The root_fs_type variable stores the descriptor object of the rootfs special filesystem; its fields are initialized, and then it is passed to the register_filesystem( ) function (see the earlier section Section 12.3.2). The do_kern_mount( ) function mounts the special filesystem and returns the address of a new mounted filesystem object; this address is saved by init_mount_tree( ) in the root_vfsmnt variable. From now on, root_vfsmnt represents the root of the tree of the mounted filesystems.

The do_kern_mount( ) function receives the following parameters:

type

The type of filesystem to be mounted

flags

The mount flags (see Table 12-13 in the later section Section 12.4.2)

name

The device file name of the block device storing the filesystem (or the filesystem type name for special filesystems)

data

Pointers to additional data to be passed to the read_super method of the filesystem

The function takes care of the actual mount operation by performing the following operations:

  1. Checks whether the current process has the privileges for the mount operation (the check always succeeds when the function is invoked by init_mount_tree( ) because the system initialization is carried on by a process owned by root).
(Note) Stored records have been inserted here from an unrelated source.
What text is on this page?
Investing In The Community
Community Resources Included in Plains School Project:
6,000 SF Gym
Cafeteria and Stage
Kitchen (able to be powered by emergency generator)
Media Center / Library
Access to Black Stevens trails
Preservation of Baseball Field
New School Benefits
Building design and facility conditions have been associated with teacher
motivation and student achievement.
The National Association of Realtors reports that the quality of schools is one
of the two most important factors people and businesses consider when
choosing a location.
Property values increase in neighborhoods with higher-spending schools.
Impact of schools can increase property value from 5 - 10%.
  2. Invokes get_fs_type( ) to search in the list of filesystem types and locate the name stored in the type parameter; get_fs_type( ) returns the address of the corresponding file_system_type descriptor.

  3. Invokes alloc_vfsmnt( ) to allocate a new mounted filesystem descriptor and stores its address in the mnt local variable.

  4. Initializes the mnt->mnt_devname field with the content of the name parameter.

  5. Allocates a new superblock and initializes it. do_kern_mount( ) checks the flags in the file_system_type descriptor to determine how to do this:

    1. If FS_REQUIRES_DEV is on, invokes get_sb_bdev( ) (see the later section Section 12.4.2)

    2. If FS_SINGLE is on, invokes get_sb_single( ) (see the later section Section 12.4.2)

    3. Otherwise, invokes get_sb_nodev( )

  6. If the FS_NOMOUNT flag in the file_system_type descriptor is on, sets the MS_NOUSER flag in the superblock object.

  7. Initializes the mnt->mnt_sb field with the address of the new superblock object.

  8. Initializes the mnt->mnt_root and mnt->mnt_mountpoint fields with the address of the dentry object corresponding to the root directory of the filesystem.

  9. Initializes the mnt->mnt_parent field with the value in mnt (the newly mounted filesystem has no parent).

  10. Releases the s_umount semaphore of the superblock object (it was acquired when the object was allocated in Step 5).

  11. Returns the address mnt of the mounted filesystem object.

When the do_kern_mount( ) function is invoked by init_mount_tree( ) to mount the rootfs special filesystem, neither the FS_REQUIRES_DEV flag nor the FS_SINGLE flag are set, so the function uses get_sb_nodev( ) to allocate the superblock object. This function executes the following steps:

  1. Invokes get_unnamed_dev( ) to allocate a new fictitious block device identifier (see the earlier section Section 12.3.1).

  2. Invokes the read_super( ) function, passing to it the filesystem type object, the mount flags, and the fictitious block device identifier. In turn, this function performs the following actions:

    1. Allocates a new superblock object and puts its address in the local variable s.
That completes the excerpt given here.